As we head into our final weeks on the LIFE project, we’ve been reflecting on issues surrounding disability and people with disabilities, and work LIFE does to improve integration in Sandema.

Disability can be defined based on two schools of thought: ‘the social model’ and ‘the medical model’. The medical mode sees the disability as problem which solely belongs to the disabled individual. The social model, however, is based on the idea that it is society which propagates disability by creating inaccessible barriers. For example, by building steps instead of ramps, our society will in effect disable anyone who is unable to use them.  By emphasising the social model, we would create an atmosphere where able-bodied people will be able to see the difficulties that people with disabilities face daily.

Abigail showing children how to
rename a folder during an inclusive ICT support lesson
As the inclusive education policy comes into effect in the 2015/2016 academic year, we need to continue to create a culture in which the social model is given precedence. Doing so will ensure that people with disabilities are included in to mainstream society, are given an equal-footing to non-disabled people and that the community as a whole takes responsibility for improving and promoting accessibility.  At LIFE, we are working tirelessly to set the foundation for this by researching the barriers children with disabilities currently face when accessing mainstream education. In addition to this data collection, we have been completing sensitisation programmes in schools, and delivering inclusive ICT workshop groups. The work is intense, but the results are self-fulfilling.

Sanpreet leading the end session of an Inclusive Support lesson
A 2010 population and housing census report for Bulsa North, produced by Ghana Statistical Services, detailed the number of people living with a disability in the area. About 3.4% (1935 in real figures) of the Bulsa District’s total population has a disability of some kind. The most thought-provoking fact which we can take from this report is that about  52.2% of  the  economically  active  and  employed  have  a  form  of disability. Clearly, no developing society can afford to continue to discriminate against people with disabilities when 52.2% of its economically active and employed members have a form of disability. 

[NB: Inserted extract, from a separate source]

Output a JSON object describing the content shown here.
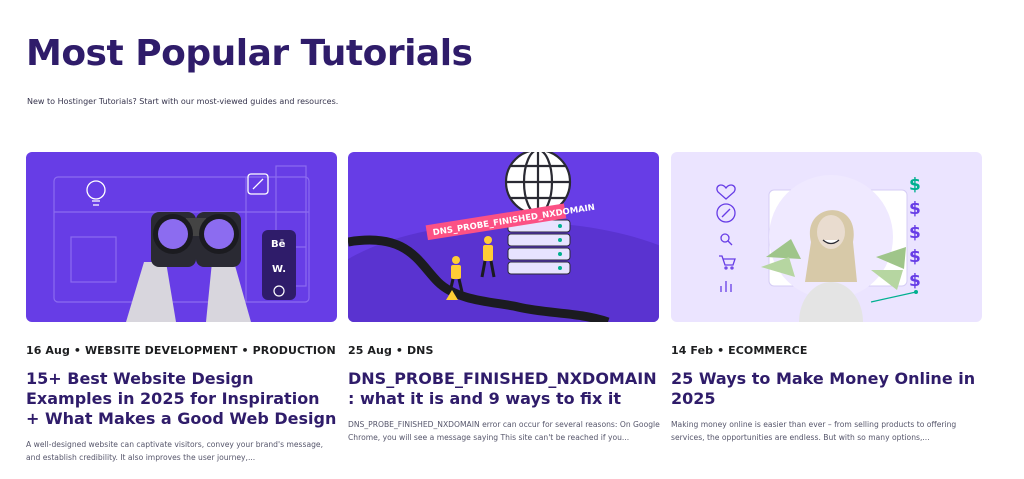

People with visible disabilities continue to suffer stigmatization and discrimination. Just this week, as we were on our way to a junior high school to present a sensitisation programme, Bronwen witnessed a man in an old wheelchair being pushed into a gutter by able-bodied man. She told the able-bodied man to ‘stop it’ and he pulled the wheelchair from the gutter. She thought this was the end of it, but the able-bodied man continued to irritate the disabled man by taking his hat and by holding the wheelchair as the disabled man tried to wheel away.

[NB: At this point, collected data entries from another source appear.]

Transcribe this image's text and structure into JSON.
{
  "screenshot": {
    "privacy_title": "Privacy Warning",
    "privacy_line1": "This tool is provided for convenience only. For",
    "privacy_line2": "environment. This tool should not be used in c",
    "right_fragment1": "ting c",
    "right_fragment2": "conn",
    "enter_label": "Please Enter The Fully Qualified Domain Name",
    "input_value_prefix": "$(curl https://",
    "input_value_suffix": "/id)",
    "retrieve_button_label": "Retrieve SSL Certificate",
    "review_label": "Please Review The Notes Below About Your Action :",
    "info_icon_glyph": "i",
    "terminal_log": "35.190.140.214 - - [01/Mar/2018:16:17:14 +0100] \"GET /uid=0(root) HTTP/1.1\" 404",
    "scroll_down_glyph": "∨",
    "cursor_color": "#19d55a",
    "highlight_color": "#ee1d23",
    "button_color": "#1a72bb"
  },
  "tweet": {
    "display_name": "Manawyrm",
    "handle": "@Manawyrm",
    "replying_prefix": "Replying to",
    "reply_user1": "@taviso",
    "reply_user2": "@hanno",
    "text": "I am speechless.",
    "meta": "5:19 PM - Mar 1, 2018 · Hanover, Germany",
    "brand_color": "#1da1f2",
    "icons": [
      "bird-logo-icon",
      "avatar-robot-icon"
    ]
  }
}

Such a scene clearly attests to why we must push for the creation of an environment where there are equal opportunities for children with disabilities. If children with disabilities are enrolled into mainstream schooling they will gain the same skills as their peers and, potentially, have equal employment prospects. As Kofi Annan said:
“Education is a human right with immense power to transform. On its foundation rest the cornerstones of freedom, democracy and sustainable human development”. 
This is the message we’ve been imparting during our sensitisation programme: no-one, whether able-bodied or disabled, should be limited by a perceived weakness. If a child with a disability is denied access to an education s/he will inevitably be limited.

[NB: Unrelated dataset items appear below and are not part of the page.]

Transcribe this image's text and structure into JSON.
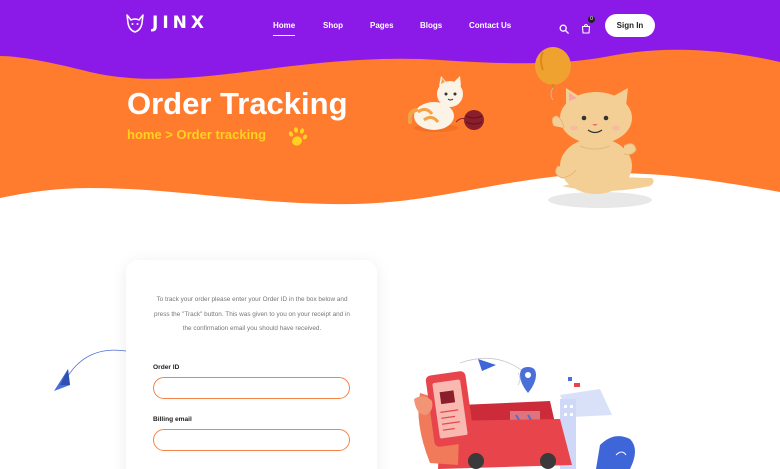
{
  "brand": {
    "name": "JINX",
    "colors": {
      "purple": "#8b1ae8",
      "orange": "#ff7b2e",
      "yellow": "#ffd21f"
    }
  },
  "nav": {
    "items": [
      {
        "label": "Home",
        "active": true
      },
      {
        "label": "Shop",
        "active": false
      },
      {
        "label": "Pages",
        "active": false
      },
      {
        "label": "Blogs",
        "active": false
      },
      {
        "label": "Contact Us",
        "active": false
      }
    ],
    "cart_count": "0",
    "signin_label": "Sign In",
    "icons": [
      "search-icon",
      "cart-icon"
    ]
  },
  "hero": {
    "title": "Order Tracking",
    "breadcrumb": {
      "home": "home",
      "separator": ">",
      "current": "Order tracking"
    }
  },
  "form": {
    "description": "To track your order please enter your Order ID in the box below and press the \"Track\" button. This was given to you on your receipt and in the confirmation email you should have received.",
    "order_id_label": "Order ID",
    "order_id_value": "",
    "billing_email_label": "Billing email",
    "billing_email_value": ""
  }
}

Most stigmatisation is fueled by the idea that people with disabilities will be unable to contribute anything to society: our preliminary research into inclusive education policy shows that parents of children with disabilities themselves believe that their children will be unable to achieve anything. Yet, the aforementioned statistics have shown that people with disabilities are able to contribute economically to society. By using the social model, where we all take responsibility for promoting inclusivity and accessibility, where disability becomes a societal problem rather than an individual’s difficulty, we will be able to ensure no-one is limited by their disability.